In artikel 2.5.3, derde en vierde lid, onder a en b, van de TVL zijn een aantal uitzonderingssituaties opgenomen. Niet is bestreden dat deze hier niet van toepassing zijn.
5.3
Om te zorgen dat de TVL uitvoerbaar blijft, maakt de minister alleen in zeer bijzondere gevallen een uitzondering op de wettelijke referentieperiodes. Uit de brief aan de Tweede Kamer van 26 februari 2021 (Kamerstukken II, 2020/21, 35 420, nr. 233) volgt dat daarbij kan worden gedacht aan ondernemingen die te maken hebben gehad met brand, ernstige ziekte of een overlijden in de directe omgeving en die daardoor in de referentieperiode nauwelijks of geen omzet hebben kunnen maken. De minister heeft zich terecht op het standpunt gesteld dat hier geen sprake is van een dergelijke situatie. Daarnaast heeft het College al eerder geoordeeld dat een uitbreiding van de activiteiten van een onderneming niet maakt dat de minister bij toepassing van de TVL moet uitgaan van een andere referentieperiode (zie onder andere de uitspraak van 30 augustus 2022, ECLI:NL:CBB:2022:578).
5.4
Dat de onderneming financiële gevolgen ondervindt van de afwijzing en bij het hanteren van een andere referentieperiode wel subsidie zou hebben gekregen, maakt de afwijzing van de TVL-subsidie niet onevenredig.
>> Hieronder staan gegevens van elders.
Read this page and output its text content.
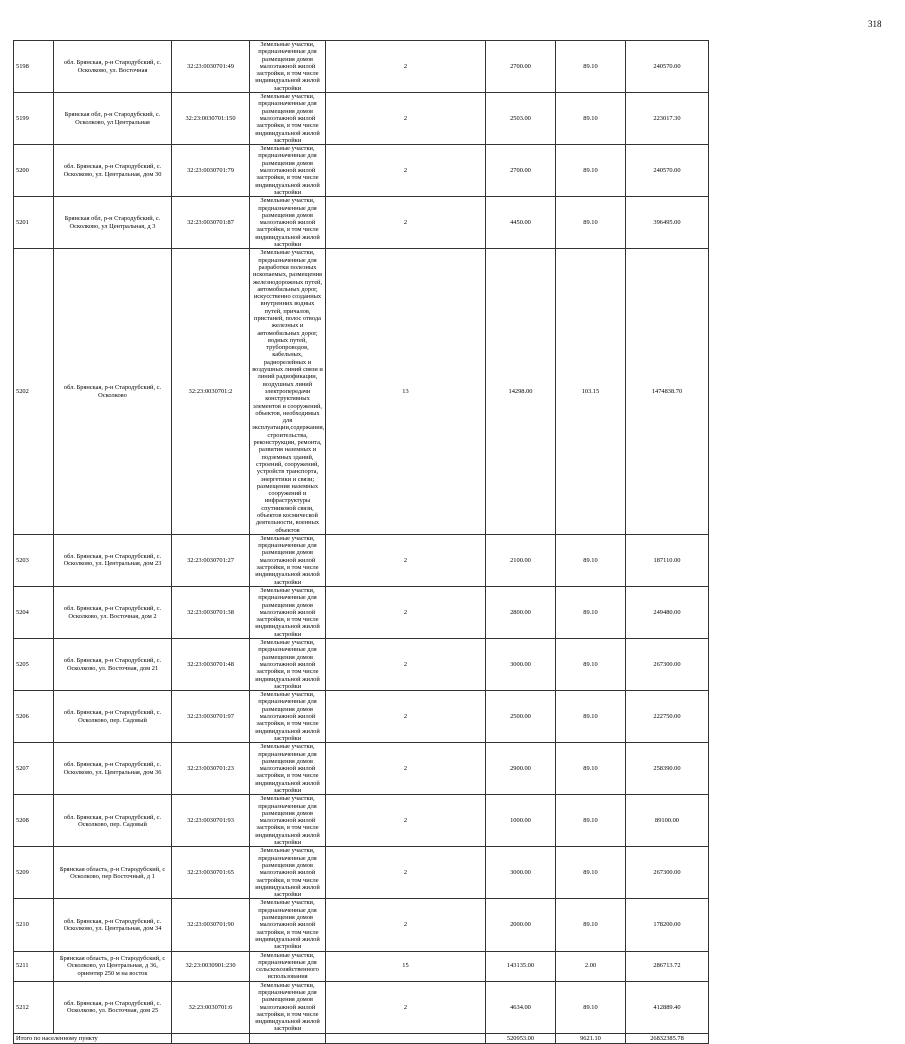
318
5198	обл. Брянская, р-н Стародубский, с. Осколково, ул. Восточная	32:23:0030701:49	Земельные участки, предназначенные для размещения домов малоэтажной жилой застройки, в том числе индивидуальной жилой застройки	2	2700.00	89.10	240570.00
5199	Брянская обл, р-н Стародубский, с. Осколково, ул Центральная	32:23:0030701:150	Земельные участки, предназначенные для размещения домов малоэтажной жилой застройки, в том числе индивидуальной жилой застройки	2	2503.00	89.10	223017.30
5200	обл. Брянская, р-н Стародубский, с. Осколково, ул. Центральная, дом 30	32:23:0030701:79	Земельные участки, предназначенные для размещения домов малоэтажной жилой застройки, в том числе индивидуальной жилой застройки	2	2700.00	89.10	240570.00
5201	Брянская обл, р-н Стародубский, с. Осколково, ул Центральная, д 3	32:23:0030701:87	Земельные участки, предназначенные для размещения домов малоэтажной жилой застройки, в том числе индивидуальной жилой застройки	2	4450.00	89.10	396495.00
5202	обл. Брянская, р-н Стародубский, с. Осколково	32:23:0030701:2	Земельные участки, предназначенные для разработки полезных ископаемых, размещения железнодорожных путей, автомобильных дорог, искусственно созданных внутренних водных путей, причалов, пристаней, полос отвода железных и автомобильных дорог, водных путей, трубопроводов, кабельных, радиорелейных и воздушных линий связи и линий радиофикации, воздушных линий электропередачи конструктивных элементов и сооружений, объектов, необходимых для эксплуатации,содержания, строительства, реконструкции, ремонта, развития наземных и подземных зданий, строений, сооружений, устройств транспорта, энергетики и связи; размещения наземных сооружений и инфраструктуры спутниковой связи, объектов космической деятельности, военных объектов	13	14298.00	103.15	1474838.70
5203	обл. Брянская, р-н Стародубский, с. Осколково, ул. Центральная, дом 23	32:23:0030701:27	Земельные участки, предназначенные для размещения домов малоэтажной жилой застройки, в том числе индивидуальной жилой застройки	2	2100.00	89.10	187110.00
5204	обл. Брянская, р-н Стародубский, с. Осколково, ул. Восточная, дом 2	32:23:0030701:38	Земельные участки, предназначенные для размещения домов малоэтажной жилой застройки, в том числе индивидуальной жилой застройки	2	2800.00	89.10	249480.00
5205	обл. Брянская, р-н Стародубский, с. Осколково, ул. Восточная, дом 21	32:23:0030701:48	Земельные участки, предназначенные для размещения домов малоэтажной жилой застройки, в том числе индивидуальной жилой застройки	2	3000.00	89.10	267300.00
5206	обл. Брянская, р-н Стародубский, с. Осколково, пер. Садовый	32:23:0030701:97	Земельные участки, предназначенные для размещения домов малоэтажной жилой застройки, в том числе индивидуальной жилой застройки	2	2500.00	89.10	222750.00
5207	обл. Брянская, р-н Стародубский, с. Осколково, ул. Центральная, дом 36	32:23:0030701:23	Земельные участки, предназначенные для размещения домов малоэтажной жилой застройки, в том числе индивидуальной жилой застройки	2	2900.00	89.10	258390.00
5208	обл. Брянская, р-н Стародубский, с. Осколково, пер. Садовый	32:23:0030701:93	Земельные участки, предназначенные для размещения домов малоэтажной жилой застройки, в том числе индивидуальной жилой застройки	2	1000.00	89.10	89100.00
5209	Брянская область, р-н Стародубский, с Осколково, пер Восточный, д 1	32:23:0030701:65	Земельные участки, предназначенные для размещения домов малоэтажной жилой застройки, в том числе индивидуальной жилой застройки	2	3000.00	89.10	267300.00
5210	обл. Брянская, р-н Стародубский, с. Осколково, ул. Центральная, дом 34	32:23:0030701:90	Земельные участки, предназначенные для размещения домов малоэтажной жилой застройки, в том числе индивидуальной жилой застройки	2	2000.00	89.10	178200.00
5211	Брянская область, р-н Стародубский, с Осколково, ул Центральная, д 36, ориентир 250 м на восток	32:23:0030901:230	Земельные участки, предназначенные для сельскохозяйственного использования	15	143135.00	2.00	286713.72
5212	обл. Брянская, р-н Стародубский, с. Осколково, ул. Восточная, дом 25	32:23:0030701:6	Земельные участки, предназначенные для размещения домов малоэтажной жилой застройки, в том числе индивидуальной жилой застройки	2	4634.00	89.10	412889.40
Итого по населенному пункту					520953.00	9621.10	26832385.78
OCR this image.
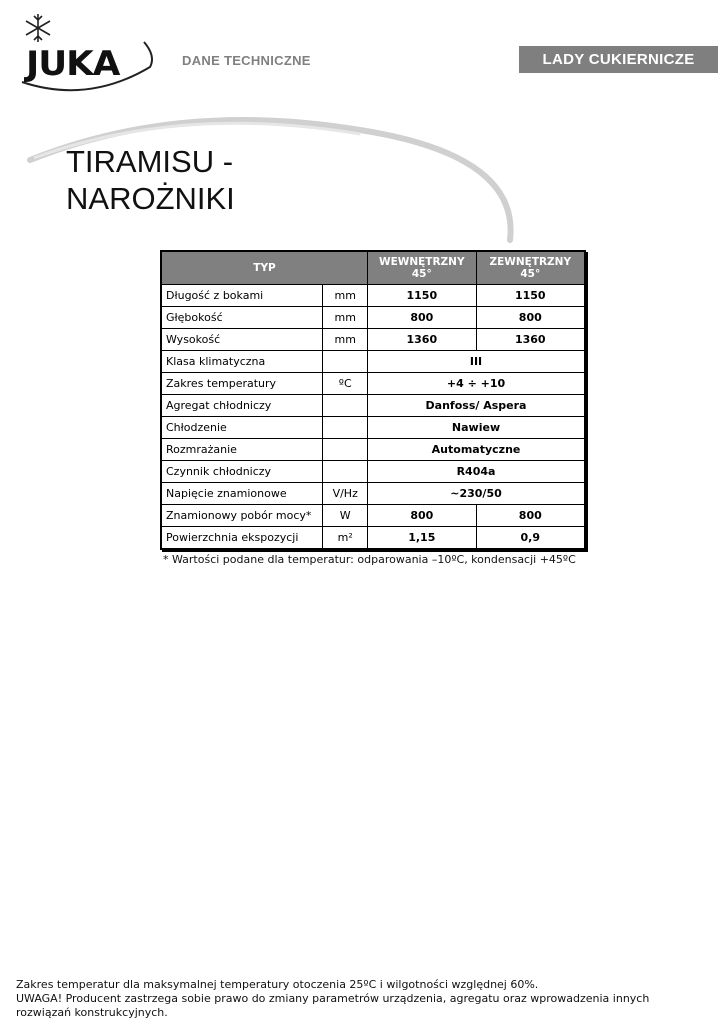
JUKA	DANE TECHNICZNE	LADY CUKIERNICZE
TIRAMISU -
NAROŻNIKI
TYP		WEWNĘTRZNY 45°	ZEWNĘTRZNY 45°
Długość z bokami	mm	1150	1150
Głębokość	mm	800	800
Wysokość	mm	1360	1360
Klasa klimatyczna		III	
Zakres temperatury	ºC	+4 ÷ +10	
Agregat chłodniczy		Danfoss/ Aspera	
Chłodzenie		Nawiew	
Rozmrażanie		Automatyczne	
Czynnik chłodniczy		R404a	
Napięcie znamionowe	V/Hz	~230/50	
Znamionowy pobór mocy*	W	800	800
Powierzchnia ekspozycji	m²	1,15	0,9
* Wartości podane dla temperatur: odparowania –10ºC, kondensacji +45ºC
Zakres temperatur dla maksymalnej temperatury otoczenia 25ºC i wilgotności względnej 60%.
UWAGA! Producent zastrzega sobie prawo do zmiany parametrów urządzenia, agregatu oraz wprowadzenia innych rozwiązań konstrukcyjnych.
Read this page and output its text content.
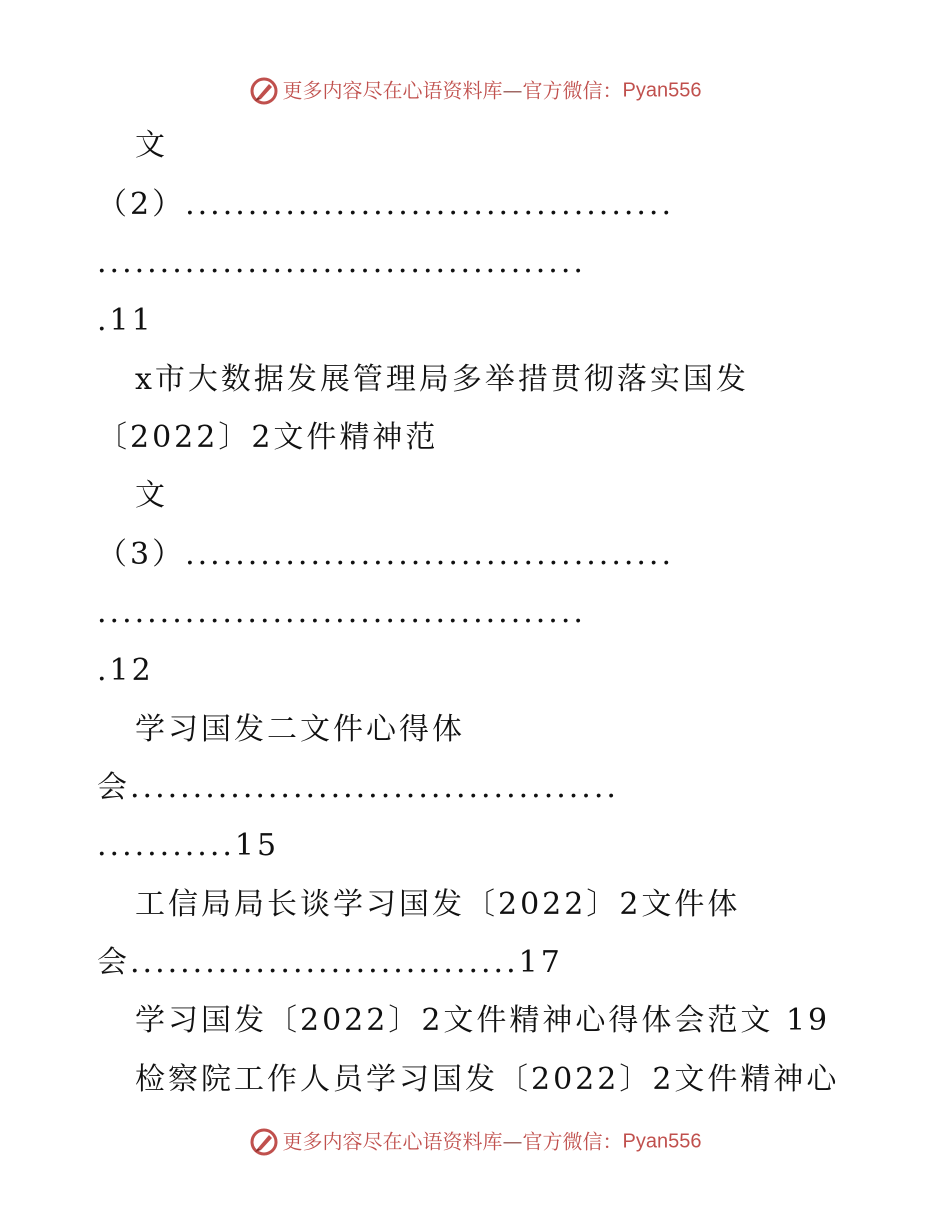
更多内容尽在心语资料库—官方微信：Pyan556
文
（2）.......................................
.......................................
.11
x市大数据发展管理局多举措贯彻落实国发
〔2022〕2文件精神范
文
（3）.......................................
.......................................
.12
学习国发二文件心得体
会.......................................
...........15
工信局局长谈学习国发〔2022〕2文件体
会...............................17
学习国发〔2022〕2文件精神心得体会范文 19
检察院工作人员学习国发〔2022〕2文件精神心
更多内容尽在心语资料库—官方微信：Pyan556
Uit artikel 2.5.2, tweede lid, onder a, van de TVL volgt dat een subsidie alleen wordt verstrekt als sprake is van een omzetverlies van ten minste 20%. Het besluit tot afwijzing van de aanvraag is dus geschikt en noodzakelijk om aan de TVL te voldoen. De afwijzing is ook evenwichtig: het belang om de TVL-subsidie te verstrekken aan ondernemingen die aan de TVL-voorwaarden voldoen, gaat boven het individuele financiële belang van de onderneming, waarvoor in dit geval overigens een meer passende subsidieregeling openstond, namelijk de Regeling tegemoetkoming land- en tuinbouwondernemers COVID-19 (TLTO). In deze Regeling is rekening gehouden met ondernemingen zoals de onderneming die hun teeltoppervlakte hebben uitgebreid (telers van producten uit bijlage I, deel IX van de Verordening EU nr. 1308/2013 van het Europees Parlement en de Raad van 17 december 2013 tot vaststelling van een gemeenschappelijke ordening van de markten voor landbouwproducten). Het beroep op artikel 1 van het Eerste Protocol bij het EVRM slaagt evenmin. Een weigering om coronasteun te verlenen is niet gelijk te stellen met het ontnemen van eigendom. Voor zover de onderneming bedoelt dat de coronamaatregelen een inbreuk op haar eigendomsrecht zijn, valt dat buiten de grenzen van dit geding. Deze zaak gaat namelijk over de afwijzing van een TVL-subsidie, niet over de coronamaatregelen in het algemeen. De rechtmatigheid van deze maatregelen ligt in deze procedure niet voor (zie ook de uitspraak van 14 juni 2022 (ECLI:NL:CBB:2022:313)).
6 Het voorgaande leidt tot het oordeel dat de minister terecht geen aanleiding heeft gezien om af te wijken van de gekozen referentieperiode. Omdat dan geen sprake is van minimaal 20% omzetverlies, heeft de minister de aanvraag terecht afgewezen.

Slotsom

7 Het beroep is ongegrond. De minister hoeft geen proceskosten te vergoeden.

Beslissing

Het College verklaart het beroep ongegrond.
Deze uitspraak is gedaan door mr. M. van Duuren in aanwezigheid van mr. D. Uç, griffier. De beslissing is in het openbaar uitgesproken op 30 januari 2024.
w.g. M. van Duuren w.g. D. Uç

Bijlage

Regeling subsidie vaste lasten financiering COVID-19
Artikel 2.5.2. (verstrekking subsidie)
[…]
2. De subsidie wordt enkel verstrekt aan een MKB-onderneming:
a. waarvan het omzetverlies ten minste 20% bedraagt;
[…]
Artikel 2.5.3. (bepaling omzetverlies)
[…]
2. De omzet in de referentieperiode is naar keuze van de aanvrager: de omzet in het vierde kalenderkwartaal van 2019 of de omzet in het eerste kalenderkwartaal van 2020.